September 11, 2021
UNIVERSALITY OBVIATES LIBERTY CONCERNS:
Vaccination Mandates Are an American Tradition. So Is the Backlash: The roots of U.S. vaccine mandates predate both the U.S. and vaccines. (Maggie Astor, Sept. 9, 2021, NY Times)
The polio vaccine was less controversial, mainly because it wasn't initially mandated and because it had been funded by a widely respected nonprofit: the National Foundation for Infantile Paralysis, now called the March of Dimes. This reduced opposition based on mistrust of pharmaceutical companies, and most parents willingly got their children vaccinated. The measles vaccine, too, was not particularly controversial because mandates were not initially enforced."Nobody was enforcing vaccination, and so it simply didn't elicit that mistrust," Professor Conis said. In the smallpox era, by contrast, "skeptical people said, 'Well, why are we doing this?
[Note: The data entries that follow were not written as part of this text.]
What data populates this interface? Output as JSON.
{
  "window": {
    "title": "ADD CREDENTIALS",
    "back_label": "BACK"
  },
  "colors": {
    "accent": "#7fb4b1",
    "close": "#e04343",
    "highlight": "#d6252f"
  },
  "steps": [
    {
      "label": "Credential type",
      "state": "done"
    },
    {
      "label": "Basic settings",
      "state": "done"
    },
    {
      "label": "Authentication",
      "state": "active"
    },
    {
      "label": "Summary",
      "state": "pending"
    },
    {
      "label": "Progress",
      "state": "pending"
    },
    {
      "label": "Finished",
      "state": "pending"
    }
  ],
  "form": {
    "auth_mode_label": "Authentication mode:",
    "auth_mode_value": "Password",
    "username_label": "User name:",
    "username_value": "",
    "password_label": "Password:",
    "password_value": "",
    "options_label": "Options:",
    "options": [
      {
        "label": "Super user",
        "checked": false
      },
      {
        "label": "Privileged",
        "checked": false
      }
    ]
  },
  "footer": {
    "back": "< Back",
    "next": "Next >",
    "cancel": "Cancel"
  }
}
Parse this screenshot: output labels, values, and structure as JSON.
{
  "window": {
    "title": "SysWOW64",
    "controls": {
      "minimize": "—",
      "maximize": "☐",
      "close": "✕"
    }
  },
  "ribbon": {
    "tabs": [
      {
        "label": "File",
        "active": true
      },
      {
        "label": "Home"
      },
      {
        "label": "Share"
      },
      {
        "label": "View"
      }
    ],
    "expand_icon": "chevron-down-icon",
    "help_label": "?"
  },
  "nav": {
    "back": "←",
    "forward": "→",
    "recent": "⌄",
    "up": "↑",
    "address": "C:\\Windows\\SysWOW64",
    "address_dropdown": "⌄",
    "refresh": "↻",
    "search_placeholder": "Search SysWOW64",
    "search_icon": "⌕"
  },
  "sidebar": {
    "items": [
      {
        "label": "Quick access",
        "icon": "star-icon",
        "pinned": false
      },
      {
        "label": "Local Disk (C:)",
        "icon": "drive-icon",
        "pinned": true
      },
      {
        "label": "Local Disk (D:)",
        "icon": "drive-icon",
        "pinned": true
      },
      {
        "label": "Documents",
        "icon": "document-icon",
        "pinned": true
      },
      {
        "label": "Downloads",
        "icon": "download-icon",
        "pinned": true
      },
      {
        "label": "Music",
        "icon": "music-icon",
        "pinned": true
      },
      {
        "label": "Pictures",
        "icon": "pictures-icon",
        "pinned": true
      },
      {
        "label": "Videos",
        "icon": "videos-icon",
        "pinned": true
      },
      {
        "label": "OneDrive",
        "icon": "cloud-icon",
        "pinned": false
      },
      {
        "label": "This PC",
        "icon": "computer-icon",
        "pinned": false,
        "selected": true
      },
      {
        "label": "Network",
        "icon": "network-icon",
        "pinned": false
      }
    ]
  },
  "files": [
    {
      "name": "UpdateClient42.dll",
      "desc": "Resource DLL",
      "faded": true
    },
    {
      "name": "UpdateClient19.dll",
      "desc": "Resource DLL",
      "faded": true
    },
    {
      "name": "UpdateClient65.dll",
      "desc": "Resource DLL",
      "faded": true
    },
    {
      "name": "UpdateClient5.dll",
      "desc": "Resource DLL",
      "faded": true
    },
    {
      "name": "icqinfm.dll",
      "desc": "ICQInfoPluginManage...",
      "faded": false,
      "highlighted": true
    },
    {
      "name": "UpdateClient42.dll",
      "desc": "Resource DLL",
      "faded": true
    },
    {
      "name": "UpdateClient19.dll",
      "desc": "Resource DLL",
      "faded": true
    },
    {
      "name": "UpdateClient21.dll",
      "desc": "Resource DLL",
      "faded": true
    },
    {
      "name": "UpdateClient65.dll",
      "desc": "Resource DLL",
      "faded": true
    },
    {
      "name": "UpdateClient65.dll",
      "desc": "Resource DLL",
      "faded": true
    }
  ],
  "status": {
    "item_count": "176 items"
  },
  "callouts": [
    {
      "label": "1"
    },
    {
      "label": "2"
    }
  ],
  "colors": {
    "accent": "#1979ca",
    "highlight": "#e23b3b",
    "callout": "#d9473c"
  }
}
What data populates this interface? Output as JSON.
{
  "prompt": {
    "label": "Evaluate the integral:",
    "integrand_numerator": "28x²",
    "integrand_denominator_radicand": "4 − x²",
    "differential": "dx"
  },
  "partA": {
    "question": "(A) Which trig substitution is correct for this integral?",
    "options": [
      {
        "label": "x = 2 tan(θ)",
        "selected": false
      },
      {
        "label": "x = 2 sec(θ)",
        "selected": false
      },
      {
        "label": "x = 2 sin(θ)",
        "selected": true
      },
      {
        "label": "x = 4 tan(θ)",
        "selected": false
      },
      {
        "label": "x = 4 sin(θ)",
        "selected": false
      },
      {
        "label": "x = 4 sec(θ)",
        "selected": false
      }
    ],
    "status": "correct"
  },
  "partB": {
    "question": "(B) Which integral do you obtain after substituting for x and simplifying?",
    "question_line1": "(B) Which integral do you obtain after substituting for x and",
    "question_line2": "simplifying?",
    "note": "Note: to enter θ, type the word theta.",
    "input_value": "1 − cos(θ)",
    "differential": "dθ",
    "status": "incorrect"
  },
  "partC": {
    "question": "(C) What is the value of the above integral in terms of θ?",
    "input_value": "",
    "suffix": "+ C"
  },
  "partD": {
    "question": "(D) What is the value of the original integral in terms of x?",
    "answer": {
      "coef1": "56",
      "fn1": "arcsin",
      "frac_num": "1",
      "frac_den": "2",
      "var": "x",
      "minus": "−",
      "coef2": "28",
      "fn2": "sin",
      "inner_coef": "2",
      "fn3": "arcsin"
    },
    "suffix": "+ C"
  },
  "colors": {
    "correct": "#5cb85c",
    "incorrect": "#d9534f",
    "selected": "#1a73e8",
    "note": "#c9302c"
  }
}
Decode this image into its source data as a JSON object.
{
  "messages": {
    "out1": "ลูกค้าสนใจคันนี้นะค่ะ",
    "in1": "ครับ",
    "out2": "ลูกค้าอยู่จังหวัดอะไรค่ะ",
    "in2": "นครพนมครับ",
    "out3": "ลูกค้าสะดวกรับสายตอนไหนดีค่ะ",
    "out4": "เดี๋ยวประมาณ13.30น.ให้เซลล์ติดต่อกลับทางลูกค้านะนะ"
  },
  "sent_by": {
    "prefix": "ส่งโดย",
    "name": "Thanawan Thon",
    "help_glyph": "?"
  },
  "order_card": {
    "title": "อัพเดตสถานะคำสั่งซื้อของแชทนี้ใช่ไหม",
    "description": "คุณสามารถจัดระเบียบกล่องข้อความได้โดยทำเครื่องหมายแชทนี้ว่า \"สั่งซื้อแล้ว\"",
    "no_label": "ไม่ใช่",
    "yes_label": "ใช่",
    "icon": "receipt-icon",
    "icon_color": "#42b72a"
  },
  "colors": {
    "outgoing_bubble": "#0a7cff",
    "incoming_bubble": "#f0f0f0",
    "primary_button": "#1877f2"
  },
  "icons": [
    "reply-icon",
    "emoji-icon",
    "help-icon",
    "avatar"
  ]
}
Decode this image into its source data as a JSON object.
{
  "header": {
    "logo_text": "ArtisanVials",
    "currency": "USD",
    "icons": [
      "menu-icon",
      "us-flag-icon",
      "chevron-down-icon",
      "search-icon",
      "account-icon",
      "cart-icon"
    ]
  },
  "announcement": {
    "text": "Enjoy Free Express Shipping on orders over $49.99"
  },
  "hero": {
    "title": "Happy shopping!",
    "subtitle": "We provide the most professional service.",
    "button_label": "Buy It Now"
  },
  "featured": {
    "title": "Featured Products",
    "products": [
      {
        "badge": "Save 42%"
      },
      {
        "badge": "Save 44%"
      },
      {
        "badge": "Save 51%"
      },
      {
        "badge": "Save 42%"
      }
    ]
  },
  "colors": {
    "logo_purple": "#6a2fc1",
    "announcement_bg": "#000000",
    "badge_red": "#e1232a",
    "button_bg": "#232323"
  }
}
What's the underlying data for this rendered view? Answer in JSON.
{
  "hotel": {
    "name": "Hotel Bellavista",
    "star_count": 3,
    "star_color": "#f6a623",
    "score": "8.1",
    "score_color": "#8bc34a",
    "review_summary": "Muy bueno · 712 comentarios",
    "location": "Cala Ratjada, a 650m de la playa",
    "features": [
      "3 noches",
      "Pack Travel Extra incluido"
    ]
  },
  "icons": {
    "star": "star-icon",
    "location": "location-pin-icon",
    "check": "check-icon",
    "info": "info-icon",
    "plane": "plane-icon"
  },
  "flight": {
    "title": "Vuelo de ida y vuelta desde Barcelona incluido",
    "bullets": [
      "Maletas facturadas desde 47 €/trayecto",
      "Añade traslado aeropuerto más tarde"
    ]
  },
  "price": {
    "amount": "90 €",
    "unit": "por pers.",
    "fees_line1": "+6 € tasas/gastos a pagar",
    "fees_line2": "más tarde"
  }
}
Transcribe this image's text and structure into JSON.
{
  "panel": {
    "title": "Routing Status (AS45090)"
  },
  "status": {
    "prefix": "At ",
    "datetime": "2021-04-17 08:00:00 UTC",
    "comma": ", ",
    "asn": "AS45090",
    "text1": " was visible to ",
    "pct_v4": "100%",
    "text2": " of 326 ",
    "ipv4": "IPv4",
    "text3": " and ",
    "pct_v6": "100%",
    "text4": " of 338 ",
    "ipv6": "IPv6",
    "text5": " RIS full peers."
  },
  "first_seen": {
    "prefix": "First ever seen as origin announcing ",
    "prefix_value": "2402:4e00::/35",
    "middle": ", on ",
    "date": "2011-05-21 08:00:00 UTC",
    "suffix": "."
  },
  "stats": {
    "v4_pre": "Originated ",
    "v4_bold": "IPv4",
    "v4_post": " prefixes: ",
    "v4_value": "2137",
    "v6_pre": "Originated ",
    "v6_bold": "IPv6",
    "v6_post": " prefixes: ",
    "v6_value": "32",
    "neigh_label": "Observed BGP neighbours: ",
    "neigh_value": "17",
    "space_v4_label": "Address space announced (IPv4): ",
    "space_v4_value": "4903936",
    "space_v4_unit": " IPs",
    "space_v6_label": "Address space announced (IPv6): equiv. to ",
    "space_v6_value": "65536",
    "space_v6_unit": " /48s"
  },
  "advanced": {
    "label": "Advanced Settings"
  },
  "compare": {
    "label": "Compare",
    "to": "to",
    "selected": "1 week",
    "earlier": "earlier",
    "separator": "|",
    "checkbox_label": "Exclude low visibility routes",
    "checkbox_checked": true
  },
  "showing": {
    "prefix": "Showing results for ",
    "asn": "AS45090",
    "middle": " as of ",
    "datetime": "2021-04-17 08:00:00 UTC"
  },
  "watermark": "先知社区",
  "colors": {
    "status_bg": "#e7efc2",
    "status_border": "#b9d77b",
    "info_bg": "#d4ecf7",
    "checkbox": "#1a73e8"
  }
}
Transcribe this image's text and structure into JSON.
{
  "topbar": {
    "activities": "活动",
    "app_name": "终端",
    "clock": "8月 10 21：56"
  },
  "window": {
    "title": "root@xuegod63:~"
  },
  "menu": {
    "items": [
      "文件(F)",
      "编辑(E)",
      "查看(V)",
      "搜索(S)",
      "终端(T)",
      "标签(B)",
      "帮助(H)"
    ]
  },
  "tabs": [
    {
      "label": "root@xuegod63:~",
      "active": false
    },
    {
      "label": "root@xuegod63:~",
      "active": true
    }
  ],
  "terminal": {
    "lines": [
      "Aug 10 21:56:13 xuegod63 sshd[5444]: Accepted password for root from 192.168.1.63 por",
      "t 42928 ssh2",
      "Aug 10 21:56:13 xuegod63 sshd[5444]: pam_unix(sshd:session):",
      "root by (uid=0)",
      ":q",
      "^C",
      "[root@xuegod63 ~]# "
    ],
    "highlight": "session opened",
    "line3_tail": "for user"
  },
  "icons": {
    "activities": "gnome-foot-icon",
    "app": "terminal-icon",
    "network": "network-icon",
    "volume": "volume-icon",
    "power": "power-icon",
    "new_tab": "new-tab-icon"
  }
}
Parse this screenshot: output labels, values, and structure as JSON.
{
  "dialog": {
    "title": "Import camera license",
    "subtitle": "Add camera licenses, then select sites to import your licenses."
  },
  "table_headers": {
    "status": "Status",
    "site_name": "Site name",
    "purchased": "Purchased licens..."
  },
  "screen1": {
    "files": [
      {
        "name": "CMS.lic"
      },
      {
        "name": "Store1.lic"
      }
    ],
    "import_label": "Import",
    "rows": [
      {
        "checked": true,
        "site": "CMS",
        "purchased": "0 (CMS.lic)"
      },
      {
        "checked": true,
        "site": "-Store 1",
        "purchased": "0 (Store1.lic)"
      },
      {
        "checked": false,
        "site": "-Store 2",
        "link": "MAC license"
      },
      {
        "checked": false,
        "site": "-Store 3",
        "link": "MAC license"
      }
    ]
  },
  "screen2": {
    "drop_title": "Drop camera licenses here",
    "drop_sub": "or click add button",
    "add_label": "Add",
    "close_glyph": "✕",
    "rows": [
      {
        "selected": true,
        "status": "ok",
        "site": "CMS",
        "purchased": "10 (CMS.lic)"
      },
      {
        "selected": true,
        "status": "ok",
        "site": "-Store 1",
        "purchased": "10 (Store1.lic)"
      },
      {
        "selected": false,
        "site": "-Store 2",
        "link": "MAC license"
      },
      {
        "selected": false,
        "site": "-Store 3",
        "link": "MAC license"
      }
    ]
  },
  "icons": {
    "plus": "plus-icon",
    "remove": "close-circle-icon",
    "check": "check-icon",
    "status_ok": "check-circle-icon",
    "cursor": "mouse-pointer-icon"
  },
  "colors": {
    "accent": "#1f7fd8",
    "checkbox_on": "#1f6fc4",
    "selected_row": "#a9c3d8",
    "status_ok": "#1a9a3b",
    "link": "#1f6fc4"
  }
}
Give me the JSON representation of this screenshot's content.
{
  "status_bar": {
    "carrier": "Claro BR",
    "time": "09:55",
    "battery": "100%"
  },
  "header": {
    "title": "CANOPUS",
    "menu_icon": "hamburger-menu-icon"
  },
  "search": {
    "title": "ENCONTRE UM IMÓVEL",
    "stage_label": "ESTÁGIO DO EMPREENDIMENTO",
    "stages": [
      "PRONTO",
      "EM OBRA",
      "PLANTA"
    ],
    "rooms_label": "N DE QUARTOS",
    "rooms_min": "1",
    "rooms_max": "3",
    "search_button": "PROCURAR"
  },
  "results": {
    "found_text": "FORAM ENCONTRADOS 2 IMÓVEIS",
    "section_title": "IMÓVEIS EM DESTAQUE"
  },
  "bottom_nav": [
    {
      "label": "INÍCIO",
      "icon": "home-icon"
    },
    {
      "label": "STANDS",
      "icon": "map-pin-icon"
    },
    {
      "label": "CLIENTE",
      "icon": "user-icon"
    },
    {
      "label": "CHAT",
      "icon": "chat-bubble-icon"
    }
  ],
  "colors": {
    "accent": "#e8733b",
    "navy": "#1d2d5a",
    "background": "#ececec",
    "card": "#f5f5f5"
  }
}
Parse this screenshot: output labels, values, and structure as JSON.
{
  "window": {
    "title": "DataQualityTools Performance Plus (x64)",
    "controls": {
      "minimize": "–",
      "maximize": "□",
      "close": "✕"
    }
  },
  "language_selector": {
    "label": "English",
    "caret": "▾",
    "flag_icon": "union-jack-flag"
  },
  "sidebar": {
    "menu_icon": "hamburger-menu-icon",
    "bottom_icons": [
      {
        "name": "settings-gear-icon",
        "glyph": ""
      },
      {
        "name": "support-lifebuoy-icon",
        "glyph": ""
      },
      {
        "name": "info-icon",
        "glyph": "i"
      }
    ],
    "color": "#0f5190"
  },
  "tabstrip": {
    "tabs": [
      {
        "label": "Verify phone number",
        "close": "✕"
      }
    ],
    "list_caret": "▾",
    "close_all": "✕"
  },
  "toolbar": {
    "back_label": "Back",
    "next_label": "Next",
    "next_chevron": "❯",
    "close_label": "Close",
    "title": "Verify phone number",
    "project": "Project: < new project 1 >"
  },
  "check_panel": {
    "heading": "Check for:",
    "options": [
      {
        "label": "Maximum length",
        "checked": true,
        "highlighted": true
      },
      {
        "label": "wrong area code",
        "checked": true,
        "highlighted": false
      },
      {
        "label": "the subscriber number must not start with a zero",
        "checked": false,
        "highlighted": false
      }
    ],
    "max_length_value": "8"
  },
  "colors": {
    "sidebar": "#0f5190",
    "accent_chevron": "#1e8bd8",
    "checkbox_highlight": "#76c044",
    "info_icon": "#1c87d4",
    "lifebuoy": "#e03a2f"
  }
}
It just benefits the companies making the vaccine and the doctors administering the vaccine, and why should we trust any of them?'"But the fear and anger came roaring back with the introduction of childhood vaccination mandates in the 1970s. By 1980, all 50 states required schoolchildren to be vaccinated against an array of diseases.None of it is new, but one thing distinguishes today's anti-vaccination protesters from those of the past. The opposition was always political. It wasn't always partisan.